The University Library’s Hisako Nakazawa has joined the OKAERI PROJECT, an international effort initiated by the Tokyo Bookbinding Club.
The project asks bookbinders to create hand-bound photo albums for families to help them recover their family photographs ruined in the 2011 Tohoku earthquake and tsunami.
With the support of several film corporations and numerous volunteers, damaged family photos are being cleaned and restored and then placed into artistically-bound albums.
Nakazawa is a paper and book artist who works in McHenry Library's Special Collections as its paper and book conservator.
She has designed a photo album that features on its covers postal stamps used where the tsunami damage was most severe.
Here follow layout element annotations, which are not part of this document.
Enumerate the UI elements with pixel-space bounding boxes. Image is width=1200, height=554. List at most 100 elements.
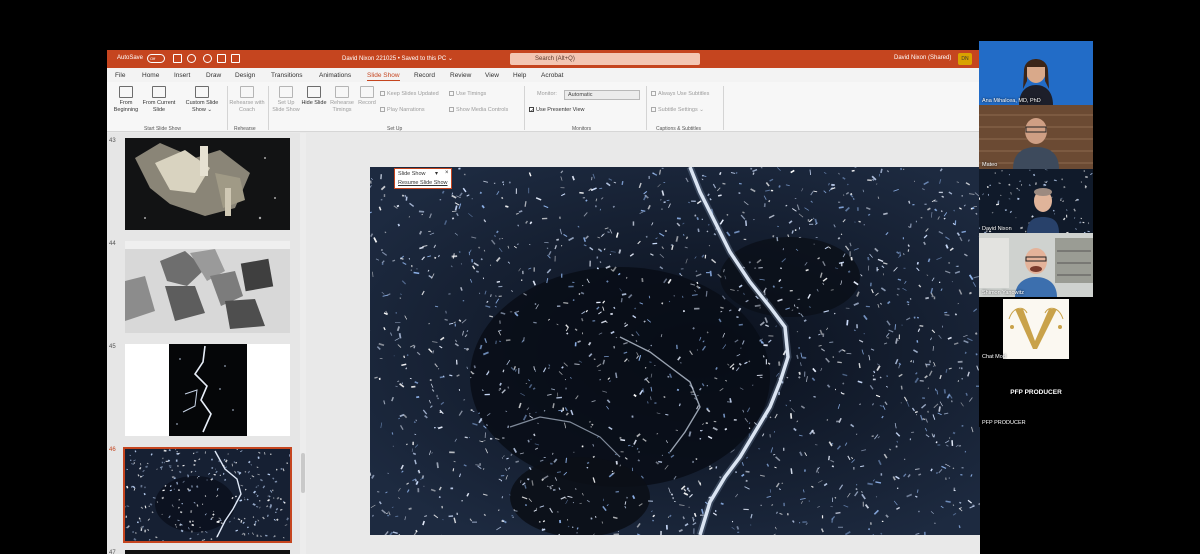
participant-tile[interactable]: Shimon Yanowitz bbox=[979, 233, 1093, 297]
participant-tile[interactable]: PFP PRODUCER PFP PRODUCER bbox=[979, 361, 1093, 427]
speckle bbox=[479, 463, 481, 466]
tab-record[interactable]: Record bbox=[414, 72, 435, 79]
rehearse-timings-label: Rehearse Timings bbox=[330, 100, 354, 113]
save-icon[interactable] bbox=[173, 54, 182, 63]
tab-review[interactable]: Review bbox=[450, 72, 471, 79]
speckle bbox=[664, 230, 667, 232]
speckle bbox=[401, 382, 403, 385]
tab-slide-show[interactable]: Slide Show bbox=[367, 72, 400, 81]
scrollbar-thumb[interactable] bbox=[301, 453, 305, 493]
tab-draw[interactable]: Draw bbox=[206, 72, 221, 79]
undo-icon[interactable] bbox=[187, 54, 196, 63]
close-icon[interactable]: × bbox=[445, 170, 449, 176]
tab-view[interactable]: View bbox=[485, 72, 499, 79]
speckle bbox=[868, 528, 870, 531]
participant-tile[interactable]: Ana Mihalcea, MD, PhD bbox=[979, 41, 1093, 105]
speckle bbox=[692, 460, 694, 463]
participant-name: Shimon Yanowitz bbox=[982, 290, 1024, 296]
speckle bbox=[270, 504, 272, 507]
hide-slide-button[interactable]: Hide Slide bbox=[301, 86, 327, 107]
redo-icon[interactable] bbox=[203, 54, 212, 63]
set-up-slide-show-button[interactable]: Set Up Slide Show bbox=[271, 86, 301, 114]
speckle bbox=[856, 324, 859, 329]
slide-thumbnail-selected[interactable] bbox=[123, 447, 292, 543]
always-subtitles-checkbox[interactable]: Always Use Subtitles bbox=[651, 91, 709, 97]
user-avatar[interactable]: DN bbox=[958, 53, 972, 65]
group-label-setup: Set Up bbox=[387, 126, 403, 132]
speckle bbox=[960, 474, 963, 476]
subtitle-settings-button[interactable]: Subtitle Settings ⌄ bbox=[651, 107, 704, 113]
speckle bbox=[592, 320, 596, 322]
speckle bbox=[378, 377, 381, 380]
speckle bbox=[565, 387, 567, 390]
speckle bbox=[395, 312, 397, 314]
slide-thumbnail[interactable] bbox=[125, 344, 290, 436]
record-button[interactable]: Record bbox=[355, 86, 379, 107]
rehearse-timings-button[interactable]: Rehearse Timings bbox=[327, 86, 357, 114]
quick-access-more-icon[interactable] bbox=[231, 54, 240, 63]
participant-tile[interactable]: David Nixon bbox=[979, 169, 1093, 233]
tab-animations[interactable]: Animations bbox=[319, 72, 351, 79]
from-beginning-button[interactable]: From Beginning bbox=[110, 86, 142, 114]
speckle bbox=[794, 198, 797, 199]
speckle bbox=[596, 256, 599, 259]
speckle bbox=[862, 501, 864, 507]
speckle bbox=[972, 504, 975, 507]
slide-image[interactable] bbox=[370, 167, 980, 535]
speckle bbox=[144, 486, 146, 489]
tab-design[interactable]: Design bbox=[235, 72, 255, 79]
speckle bbox=[125, 515, 127, 518]
slide-thumbnail[interactable] bbox=[125, 550, 290, 554]
speckle bbox=[436, 394, 438, 398]
tab-file[interactable]: File bbox=[115, 72, 125, 79]
speckle bbox=[502, 437, 505, 439]
show-media-controls-checkbox[interactable]: Show Media Controls bbox=[449, 107, 508, 113]
resume-slide-show-link[interactable]: Resume Slide Show bbox=[398, 180, 448, 186]
slide-thumbnail[interactable] bbox=[125, 138, 290, 230]
chevron-down-icon[interactable]: ▾ bbox=[435, 170, 438, 177]
ribbon-separator bbox=[227, 86, 228, 130]
ribbon-separator bbox=[524, 86, 525, 130]
speckle bbox=[144, 529, 147, 533]
autosave-toggle[interactable]: Off bbox=[147, 54, 165, 63]
speckle bbox=[434, 427, 436, 429]
play-narrations-checkbox[interactable]: Play Narrations bbox=[380, 107, 425, 113]
use-timings-checkbox[interactable]: Use Timings bbox=[449, 91, 486, 97]
presenter-view-checkbox[interactable]: ✓Use Presenter View bbox=[529, 107, 585, 114]
user-name[interactable]: David Nixon (Shared) bbox=[894, 55, 951, 61]
speckle bbox=[713, 420, 717, 423]
tab-help[interactable]: Help bbox=[513, 72, 526, 79]
tab-insert[interactable]: Insert bbox=[174, 72, 190, 79]
speckle bbox=[822, 333, 825, 337]
speckle bbox=[794, 229, 797, 231]
speckle bbox=[952, 248, 954, 250]
speckle bbox=[210, 518, 213, 520]
speckle bbox=[596, 301, 601, 304]
speckle bbox=[979, 227, 980, 229]
tab-acrobat[interactable]: Acrobat bbox=[541, 72, 563, 79]
keep-slides-updated-checkbox[interactable]: Keep Slides Updated bbox=[380, 91, 439, 97]
rehearse-coach-button[interactable]: Rehearse with Coach bbox=[229, 86, 265, 114]
tab-transitions[interactable]: Transitions bbox=[271, 72, 303, 79]
monitor-dropdown[interactable]: Automatic bbox=[564, 90, 640, 100]
participant-tile[interactable]: Chat Mod bbox=[979, 297, 1093, 361]
speckle bbox=[765, 359, 767, 365]
speckle bbox=[562, 407, 565, 411]
present-icon[interactable] bbox=[217, 54, 226, 63]
document-title[interactable]: David Nixon 221025 • Saved to this PC ⌄ bbox=[342, 55, 453, 62]
participant-tile[interactable]: Mateo bbox=[979, 105, 1093, 169]
speckle bbox=[672, 497, 674, 500]
speckle bbox=[417, 488, 420, 493]
speckle bbox=[528, 187, 530, 194]
speckle bbox=[423, 485, 425, 487]
speckle bbox=[135, 532, 137, 534]
speckle bbox=[856, 207, 859, 211]
search-box[interactable]: Search (Alt+Q) bbox=[510, 53, 700, 65]
tab-home[interactable]: Home bbox=[142, 72, 159, 79]
slide-thumbnail[interactable] bbox=[125, 241, 290, 333]
speckle bbox=[915, 220, 917, 223]
custom-slide-show-button[interactable]: Custom Slide Show ⌄ bbox=[183, 86, 221, 114]
from-current-slide-button[interactable]: From Current Slide bbox=[142, 86, 176, 114]
speckle bbox=[161, 461, 163, 464]
speckle bbox=[428, 230, 431, 232]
“For the front and back cover’s design, there are several postal stamps from the six prefectures struck by the quake and Tsunami,” said Nakazawa.
“Those postal stamps feature local festivals and landscapes where people lived before.”
“When this photo album finally reaches a person or family, they will find their tie to the land, history and life,” she added.
For the people of this region who have lost nearly everything they owned, the emotional value of rescued family photos is enormous.
To date, nearly 200 book artists and binders have participated in the project from 14 countries --including Belgium, France, Japan, Canada, the UK, Italy, Greece, Argentina, Spain, Netherlands, Sweden, and Germany.
The OKAERI PROJECT photo albums will be displayed in an exhibition to be held at the Iwate Museum of Art and the Ofunato Civic Cultural Hall in Japan on March 3-25.
The UCSC Library is co-sponsoring Nakazawa’s participation in this project.
Born in Kumamoto, Japan, Nakazawa attended college in Tokyo, where she fell in love with sculpture. She moved to the U.S. to study at the Maryland Institute, College of Art in Baltimore.
She also studied bookbinding before moving to New York to work at the New York Botanical Garden as a specialist in conservation.
Nakazawa previously worked in the Preservation Unit of the University Library, before moving to Special Collections and Archives last summer.